Komla YAWO
Au Sénégal, la question des "caisses noires" s'invite une nouvelle fois au cœur de la crise politique entre le pouvoir exécutif et la majorité parlementaire dominée par le Pastef. Mardi 25 août, le Conseil constitutionnel a invalidé la proposition de loi visant à encadrer les fonds spéciaux, mettant un coup d'arrêt à une initiative portée par les députés proches d'Ousmane Sonko.
Ces crédits, qui se chiffrent à plusieurs milliards de francs CFA et sont notamment logés à la présidence de la République, sont traditionnellement considérés comme des fonds à la gestion discrétionnaire. Leur utilisation ne fait pas l'objet du même niveau de transparence que les autres dépenses publiques. C'est précisément cette situation que les députés du Pastef voulaient remettre en cause.
Sénégal, une bataille autour du contrôle des fonds publicsLe texte adopté en commission par une Assemblée nationale largement acquise à Ousmane Sonko entendait introduire davantage de règles dans la gestion de ces fonds. Mais le gouvernement a rapidement contesté l'initiative. Saisi le 18 août par le Premier ministre Ahmadou Al Aminou Mohamed Lo, le Conseil constitutionnel a finalement estimé que le législateur ne pouvait imposer un tel dispositif à l'exécutif.
Dans sa décision, l'institution considère que la gestion des crédits spéciaux relève du pouvoir exécutif et que le Parlement ne peut lui imposer un contrôle dans ce domaine.
Au-delà de la question juridique, cette décision prend une dimension éminemment politique.
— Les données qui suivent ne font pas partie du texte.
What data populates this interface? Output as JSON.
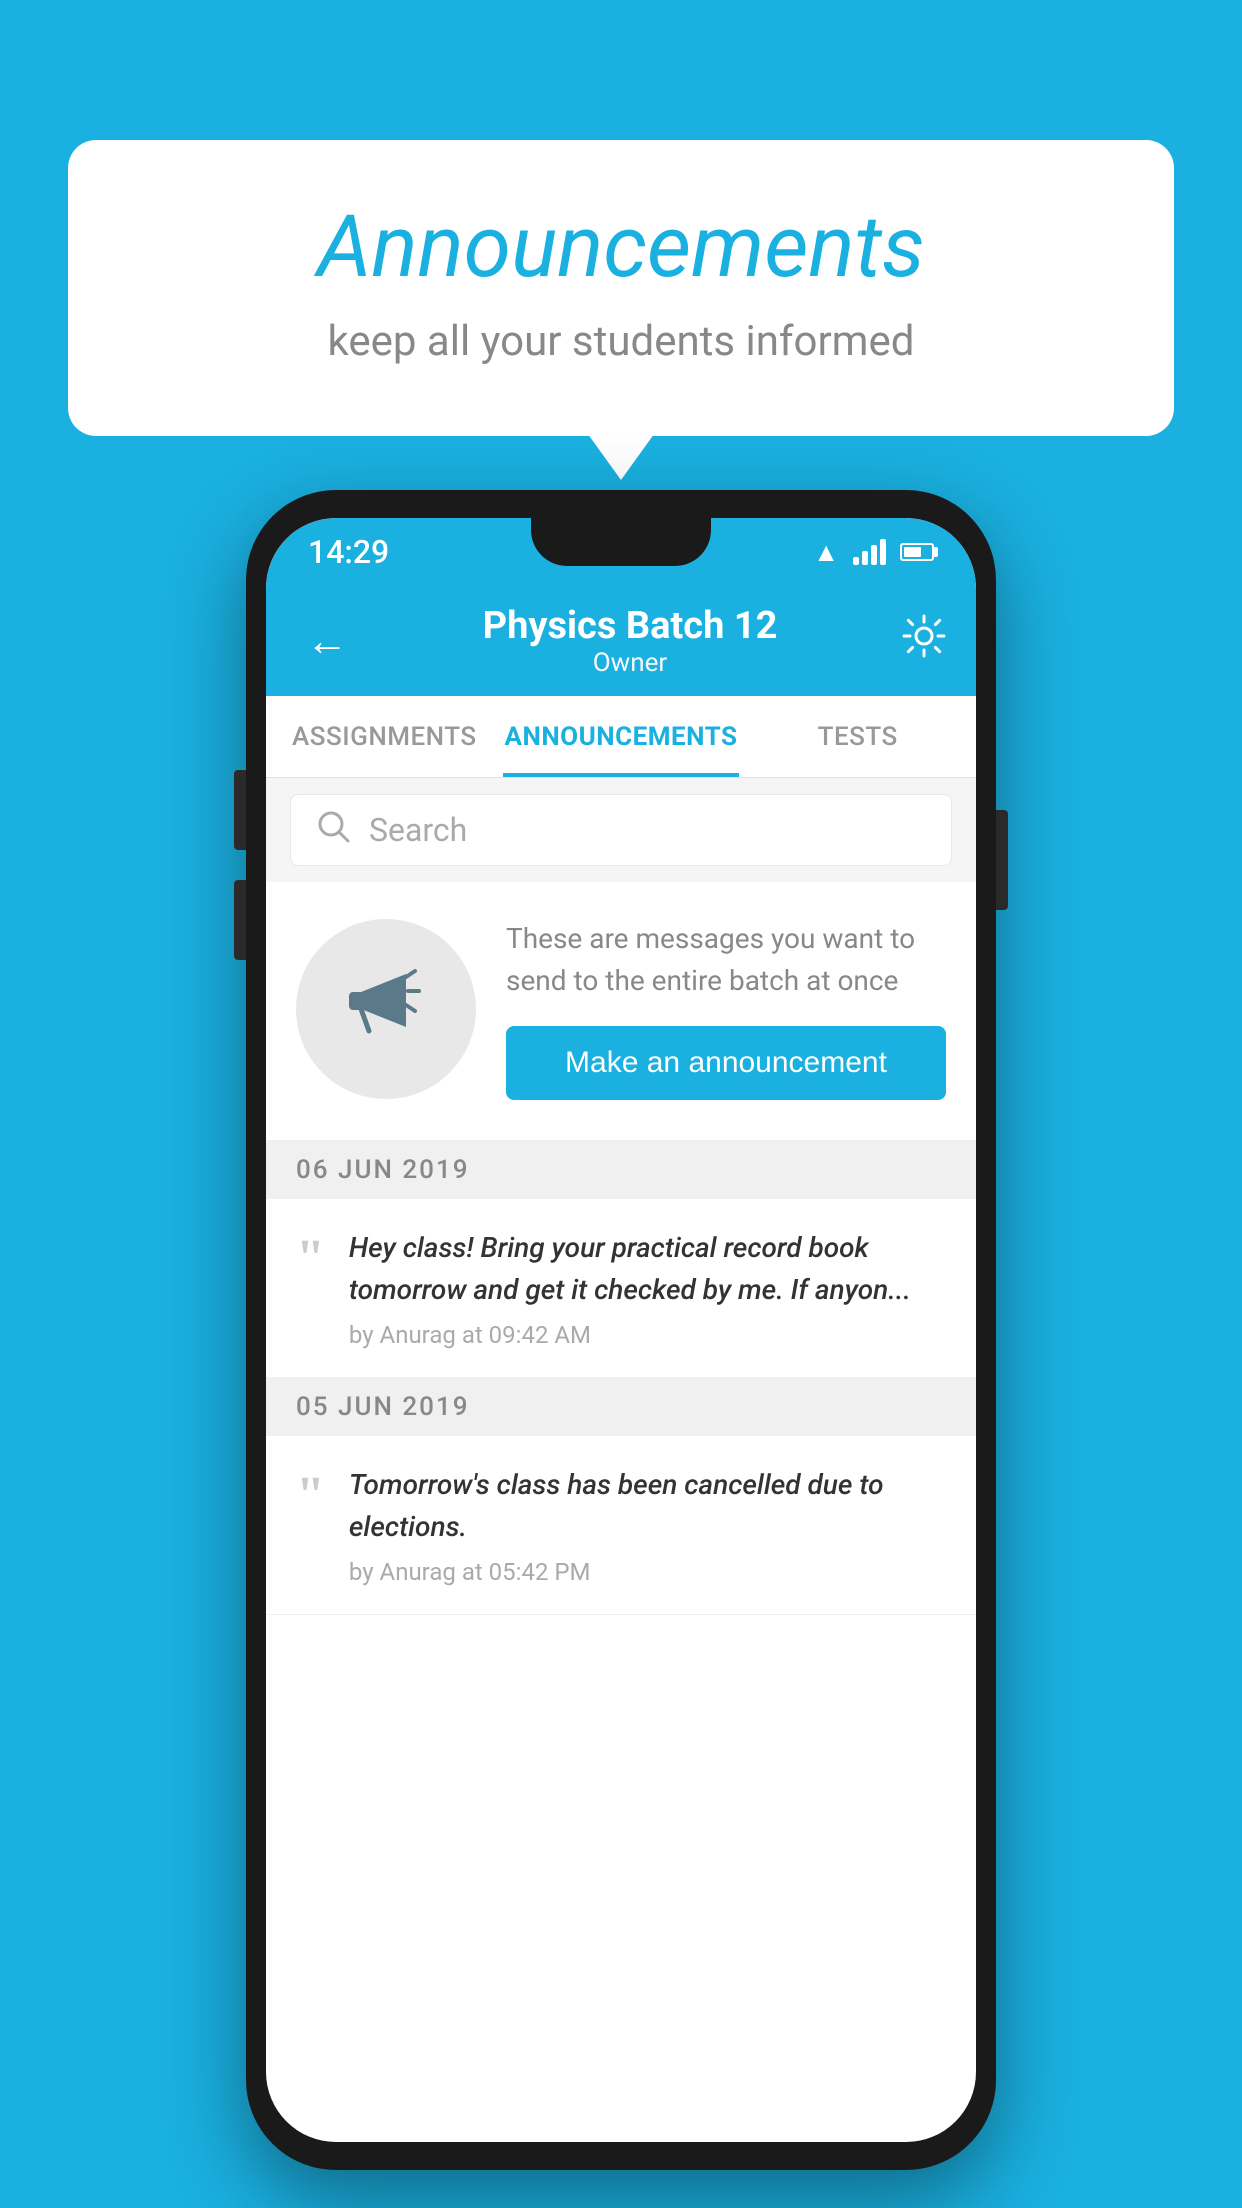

Elle intervient alors que les relations entre Bassirou Diomaye Faye et Ousmane Sonko, autrefois alliés au sein du même projet politique, se sont fortement dégradées depuis leur rupture en mai dernier.
Sonko et Diomaye Faye se renvoient la responsabilitéLa bataille autour des fonds spéciaux apparaît ainsi comme un nouvel épisode du bras de fer entre les deux hommes. Ousmane Sonko, désormais président de l'Assemblée nationale, avait défendu l'encadrement de ces fonds au nom d'une plus grande transparence dans la gestion de l'État.
Dans le camp présidentiel, cette initiative est plutôt perçue comme une tentative de mettre sous surveillance les prérogatives du chef de l'État. Les deux camps se livrent désormais à une bataille politique et institutionnelle dont le Parlement et le Conseil constitutionnel sont devenus les principaux terrains.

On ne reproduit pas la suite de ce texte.